Split-sample Validation.
Split-sample validation consists of dividing the sample into two parts, with model development in one part of the sample while assessing model performance in the other part of the sample. The splitting is done at random and typical splitting’s are 1/2:1/2 or 2/3:1/3. For example, if 1/2:1/2 split sample is used then the model is developed in 50% of the data and the model is evaluated in the other 50% of the data.
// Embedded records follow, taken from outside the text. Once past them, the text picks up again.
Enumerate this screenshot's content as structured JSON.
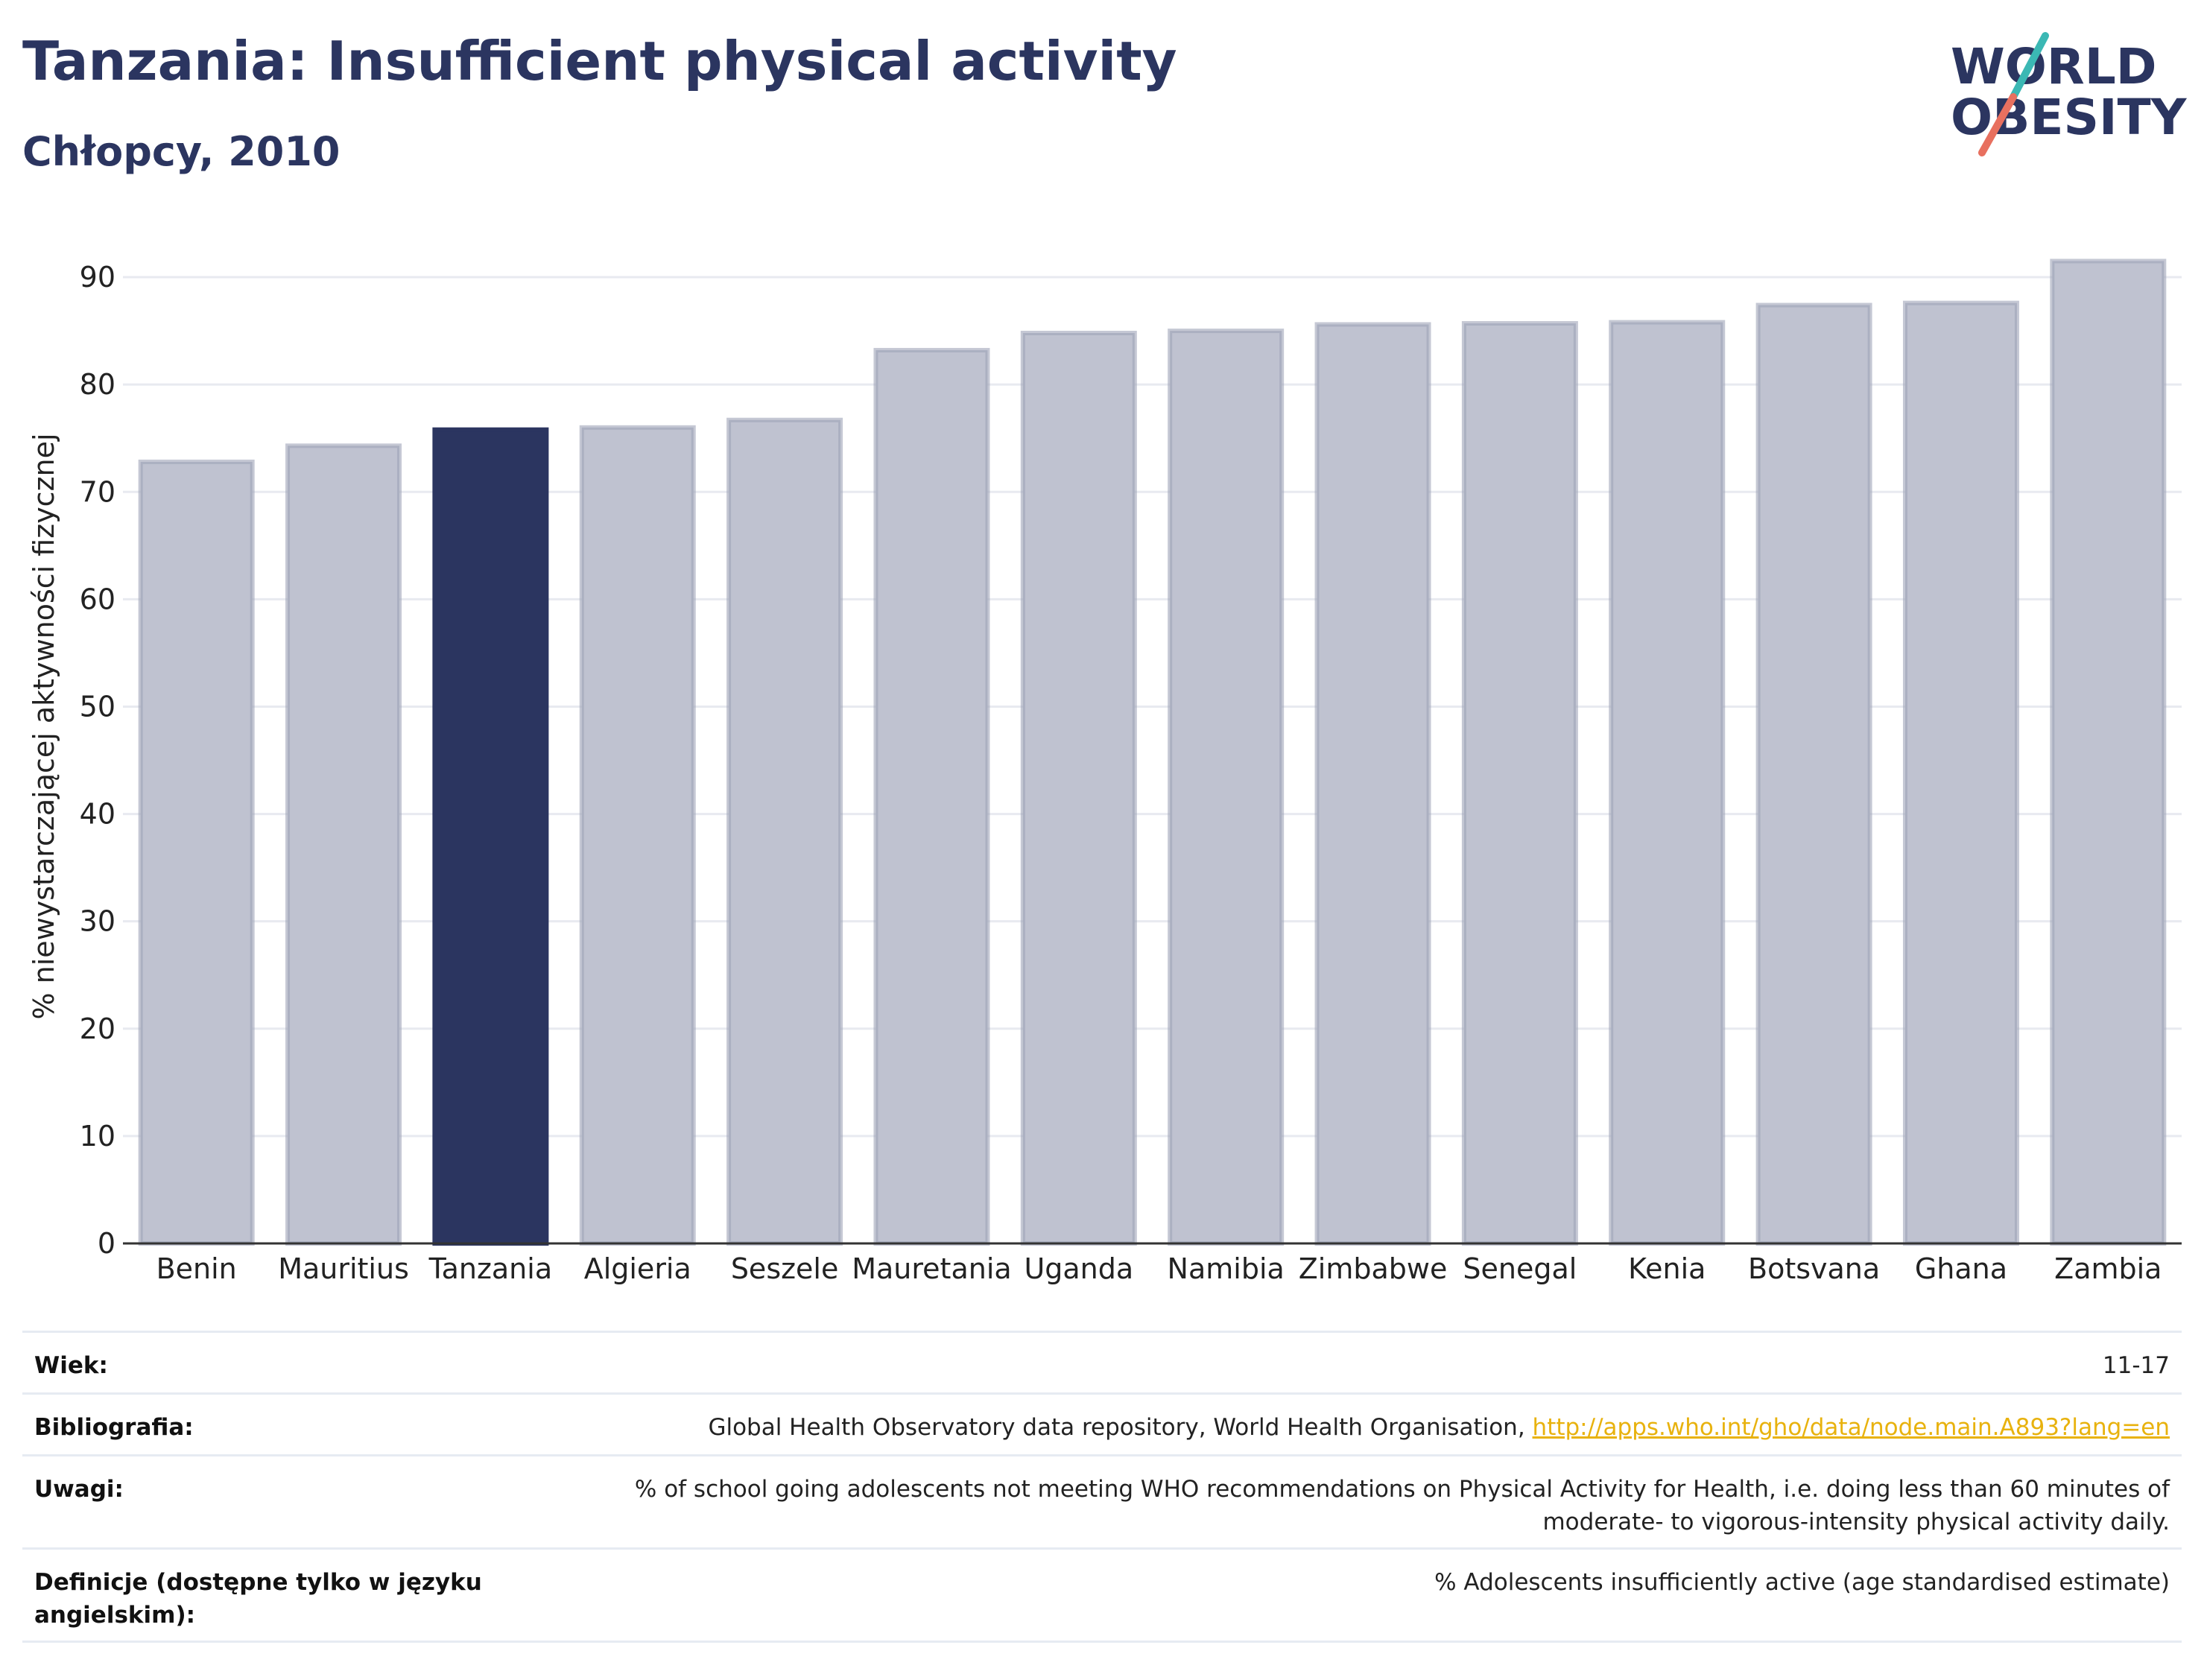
{
  "header": {
    "title": "Tanzania: Insufficient physical activity",
    "subtitle": "Chłopcy, 2010"
  },
  "logo": {
    "line1": "WORLD",
    "line2": "OBESITY",
    "colors": {
      "text": "#2b3560",
      "slash_teal": "#3bb8b4",
      "slash_coral": "#e8705f"
    }
  },
  "chart_data": {
    "type": "bar",
    "categories": [
      "Benin",
      "Mauritius",
      "Tanzania",
      "Algieria",
      "Seszele",
      "Mauretania",
      "Uganda",
      "Namibia",
      "Zimbabwe",
      "Senegal",
      "Kenia",
      "Botsvana",
      "Ghana",
      "Zambia"
    ],
    "values": [
      72.8,
      74.3,
      75.8,
      76.0,
      76.7,
      83.2,
      84.8,
      85.0,
      85.6,
      85.7,
      85.8,
      87.4,
      87.6,
      91.5
    ],
    "highlight": "Tanzania",
    "ylabel": "% niewystarczającej aktywności fizycznej",
    "xlabel": "",
    "ylim": [
      0,
      95
    ],
    "yticks": [
      0,
      10,
      20,
      30,
      40,
      50,
      60,
      70,
      80,
      90
    ],
    "grid": true,
    "colors": {
      "bar": "#bfc2d0",
      "bar_border": "#9ea3b8",
      "highlight": "#2b3560",
      "grid": "#e8eaf0",
      "axis": "#333333"
    }
  },
  "meta": [
    {
      "label": "Wiek:",
      "value": "11-17"
    },
    {
      "label": "Bibliografia:",
      "value": "Global Health Observatory data repository, World Health Organisation, ",
      "link": "http://apps.who.int/gho/data/node.main.A893?lang=en"
    },
    {
      "label": "Uwagi:",
      "value": "% of school going adolescents not meeting WHO recommendations on Physical Activity for Health, i.e. doing less than 60 minutes of moderate- to vigorous-intensity physical activity daily."
    },
    {
      "label": "Definicje (dostępne tylko w języku angielskim):",
      "value": "% Adolescents insufficiently active (age standardised estimate)"
    }
  ]
}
Split-sample is an old classical approach of model validation with several limitations2. As splitting is done fully at random there could be an imbalance concerning the distribution of predictors and outcome in the sample2. Randomly splitting the data does not guarantee that the divided data is representative of the target population. This problem is serious with small samples and a predictor with rare events2. One way to overcome this issue is to stratify the sampling by the outcome and relevant predictors2. Another issue with the split-sample method is, it provides less stable results as only part of the data is used to model development. Also, small validation data provide an unreliable assessment of model performance that can be even biased because we want to know the model’s performance in the full data set, but the assessment was performed only in a part2.
Due to its several drawbacks, split-sample validation is often treated as an inefficient approach of model validation. The performance of this procedure is reasonable when the sample size is large according to some simulation studies2. However, it is suggested to use other efficient model validation procedures to get reliable results.